37
1 Sedekias, de zoon van Josias, was door Nabukodonosor, den koning van Babel, tot koning over het land van Juda aangesteld, en regeerde in plaats van Konjáhoe, den zoon van Jojakim.
2 Hij met zijn hovelingen noch het mindere volk luisterden naar de woorden van Jahweh, die door den profeet Jeremias werden verkondigd.
3 Niettemin zond koning Sedekias eens Jehoekal, den zoon van Sjelemja, en den priester Sefanjáhoe, den zoon van Maäseja, naar den profeet Jeremias met het verzoek: Bid voor ons tot Jahweh, onzen God!
4 Het was in de tijd, dat Jeremias nog niet gevangen was gezet, maar zich vrij onder het volk bewoog,
5 en dat de Chaldeën, die Jerusalem belegerden, van Jerusalem waren weggetrokken, toen ze hoorden, dat er een leger van Farao uit Egypte was opgerukt.
6 Nu werd het woord van Jahweh tot Jeremias gericht:
7 Zo spreekt Jahweh, Israëls God! Dit moet ge den koning van Juda zeggen, die u hierheen heeft gezonden, om mij te raadplegen: Zie, het leger van Farao, dat is uitgetrokken om u te helpen, keert naar zijn land, naar Egypte, terug.
8 Dan komen de Chaldeën terug; ze zullen deze stad weer belegeren, haar innemen en in vlammen doen opgaan.
9 Zo spreekt Jahweh: Maakt uzelf maar niets wijs met te denken: De Chaldeën zijn voorgoed van ons weg; want dat zijn ze niet.
10 Neen, al zoudt gij het hele leger der Chaldeën verslaan, die tegen u strijden, zodat er maar enkele gewonden in hun tenten bleven liggen, dan zouden die opstaan, en deze stad in vlammen doen opgaan.
11 Terwijl het leger der Chaldeën dus voor de krijgsmacht van Farao van Jerusalem was weggetrokken,
12 wilde Jeremias eens Jerusalem uitgaan, en zich naar het land van Benjamin begeven, om daar onder zijn familie een erfenis te verdelen.
13 Maar toen de profeet Jeremias bij de Benjaminpoort was gekomen, hield de wachtmeester, een zekere Jiri-ja, de zoon van Sjelemja, zoon van Chananja, hem aan, en zeide: Ge wilt overlopen naar de Chaldeën!
14 Jeremias antwoordde: Dat is gelogen; ik loop niet over naar de Chaldeën! Maar zonder naar Jeremias te luisteren, greep Jiri-ja hem vast, en bracht hem voor de aanvoerders.
15 De aanvoerders, die woedend op Jeremias waren, lieten hem geselen, en zetten hem gevangen in het huis van den schrijver Jehonatan, dat men tot kerker had ingericht.
16 Men bracht Jeremias in een gewelfde kelder, waar hij lange tijd verbleef.
17 Eens liet koning Sedekias hem halen, om hem in zijn paleis in het geheim te ondervragen. Hij zeide: Is er soms een woord van Jahweh? Jeremias antwoordde: Ja! En hij vervolgde: Gij zult in de macht van den koning van Babel worden overgeleverd!
18 En Jeremias voegde koning Sedekias nog toe: Wat heb ik tegen u, uw hovelingen en dit volk toch misdaan, dat gij mij in de gevangenis zet?

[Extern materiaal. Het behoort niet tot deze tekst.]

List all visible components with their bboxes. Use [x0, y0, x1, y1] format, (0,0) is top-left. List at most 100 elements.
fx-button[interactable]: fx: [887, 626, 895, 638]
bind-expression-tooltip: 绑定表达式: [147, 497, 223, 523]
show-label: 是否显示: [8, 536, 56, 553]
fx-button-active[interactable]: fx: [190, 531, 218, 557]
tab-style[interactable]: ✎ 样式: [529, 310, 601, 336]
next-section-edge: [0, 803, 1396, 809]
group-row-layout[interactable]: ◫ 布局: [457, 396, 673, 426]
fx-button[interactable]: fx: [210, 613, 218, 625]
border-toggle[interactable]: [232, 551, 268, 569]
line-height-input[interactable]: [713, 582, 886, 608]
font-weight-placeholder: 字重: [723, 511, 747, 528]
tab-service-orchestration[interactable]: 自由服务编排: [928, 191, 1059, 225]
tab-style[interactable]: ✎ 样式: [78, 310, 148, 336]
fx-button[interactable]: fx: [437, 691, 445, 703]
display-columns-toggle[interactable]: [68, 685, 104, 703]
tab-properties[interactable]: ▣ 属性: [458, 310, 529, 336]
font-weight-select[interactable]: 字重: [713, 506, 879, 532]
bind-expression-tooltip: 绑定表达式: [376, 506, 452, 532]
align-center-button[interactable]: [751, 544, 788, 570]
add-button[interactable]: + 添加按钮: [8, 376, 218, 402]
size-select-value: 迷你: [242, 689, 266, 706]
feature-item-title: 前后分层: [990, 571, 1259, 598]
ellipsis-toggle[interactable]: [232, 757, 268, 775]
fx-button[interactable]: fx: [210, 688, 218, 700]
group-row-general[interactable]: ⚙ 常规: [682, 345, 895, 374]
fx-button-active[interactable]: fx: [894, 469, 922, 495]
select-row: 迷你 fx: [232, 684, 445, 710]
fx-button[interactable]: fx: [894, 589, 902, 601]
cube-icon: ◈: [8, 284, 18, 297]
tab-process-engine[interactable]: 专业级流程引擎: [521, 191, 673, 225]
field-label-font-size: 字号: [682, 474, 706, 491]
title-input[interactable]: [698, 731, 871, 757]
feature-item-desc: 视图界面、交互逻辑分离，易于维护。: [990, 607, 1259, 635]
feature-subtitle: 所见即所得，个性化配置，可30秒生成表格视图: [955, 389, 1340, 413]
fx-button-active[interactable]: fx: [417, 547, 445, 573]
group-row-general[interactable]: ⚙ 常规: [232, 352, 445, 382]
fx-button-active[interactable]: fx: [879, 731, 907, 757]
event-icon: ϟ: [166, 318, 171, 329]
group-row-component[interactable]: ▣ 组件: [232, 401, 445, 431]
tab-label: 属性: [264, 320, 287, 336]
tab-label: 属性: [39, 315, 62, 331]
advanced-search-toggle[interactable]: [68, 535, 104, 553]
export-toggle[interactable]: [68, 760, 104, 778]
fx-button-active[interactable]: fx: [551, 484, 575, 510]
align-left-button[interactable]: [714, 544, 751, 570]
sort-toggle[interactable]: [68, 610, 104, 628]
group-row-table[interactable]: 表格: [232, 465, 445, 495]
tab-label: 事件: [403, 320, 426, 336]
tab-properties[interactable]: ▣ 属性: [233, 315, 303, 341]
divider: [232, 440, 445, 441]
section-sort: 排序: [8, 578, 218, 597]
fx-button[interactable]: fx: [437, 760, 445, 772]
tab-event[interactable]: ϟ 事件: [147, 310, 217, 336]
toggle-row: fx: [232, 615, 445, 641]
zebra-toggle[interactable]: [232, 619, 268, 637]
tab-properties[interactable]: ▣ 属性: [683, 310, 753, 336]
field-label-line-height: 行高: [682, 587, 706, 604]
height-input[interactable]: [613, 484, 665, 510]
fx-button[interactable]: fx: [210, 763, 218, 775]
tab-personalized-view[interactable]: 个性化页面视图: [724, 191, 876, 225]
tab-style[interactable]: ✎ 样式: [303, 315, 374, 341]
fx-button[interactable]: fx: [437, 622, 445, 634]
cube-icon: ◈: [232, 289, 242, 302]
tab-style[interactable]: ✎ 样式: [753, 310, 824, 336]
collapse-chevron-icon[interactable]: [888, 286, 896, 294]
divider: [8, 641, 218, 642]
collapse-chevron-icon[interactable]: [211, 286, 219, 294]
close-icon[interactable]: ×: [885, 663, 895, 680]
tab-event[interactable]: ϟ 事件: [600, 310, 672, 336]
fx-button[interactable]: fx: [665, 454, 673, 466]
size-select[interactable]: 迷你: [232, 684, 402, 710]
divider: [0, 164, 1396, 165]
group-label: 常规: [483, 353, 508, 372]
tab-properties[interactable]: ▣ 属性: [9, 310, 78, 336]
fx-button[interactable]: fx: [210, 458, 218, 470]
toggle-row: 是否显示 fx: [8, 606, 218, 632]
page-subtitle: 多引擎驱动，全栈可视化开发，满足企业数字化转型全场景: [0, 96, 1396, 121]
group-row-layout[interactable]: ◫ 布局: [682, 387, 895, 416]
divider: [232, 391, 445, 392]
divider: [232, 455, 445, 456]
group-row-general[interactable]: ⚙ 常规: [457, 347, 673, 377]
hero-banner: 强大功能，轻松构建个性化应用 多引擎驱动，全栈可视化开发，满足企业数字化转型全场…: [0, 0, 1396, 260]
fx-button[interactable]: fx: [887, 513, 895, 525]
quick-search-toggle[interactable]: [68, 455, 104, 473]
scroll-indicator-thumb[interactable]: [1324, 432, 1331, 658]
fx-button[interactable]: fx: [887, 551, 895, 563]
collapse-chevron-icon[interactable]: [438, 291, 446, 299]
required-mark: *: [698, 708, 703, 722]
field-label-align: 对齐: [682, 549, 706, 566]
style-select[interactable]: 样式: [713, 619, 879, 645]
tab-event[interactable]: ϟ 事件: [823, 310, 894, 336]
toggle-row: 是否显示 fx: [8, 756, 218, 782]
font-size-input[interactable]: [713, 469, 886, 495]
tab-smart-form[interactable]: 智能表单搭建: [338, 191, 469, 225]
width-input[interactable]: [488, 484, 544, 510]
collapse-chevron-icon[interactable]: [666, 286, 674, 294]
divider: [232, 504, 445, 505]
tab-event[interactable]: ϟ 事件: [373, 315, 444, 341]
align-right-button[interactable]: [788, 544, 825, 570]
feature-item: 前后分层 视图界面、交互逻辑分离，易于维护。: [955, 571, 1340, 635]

19 Waar zijn nu uw profeten, die u hebben voorspeld: De koning van Babel rukt niet op tegen u en tegen dit land!
20 Wees mij terwille, mijn heer en koning, en laat mijn smeken gehoor bij u vinden: Stuur mij niet terug naar het huis van den schrijver Jehonatan; anders zal ik daar sterven.
21 Toen zette men Jeremias op last van koning Sedekias gevangen in de gevangen-hof, en gaf hem dagelijks een brood uit de Bakkerstraat, totdat er geen brood in de stad meer was. Zo bleef Jeremias dus in de gevangen-hof.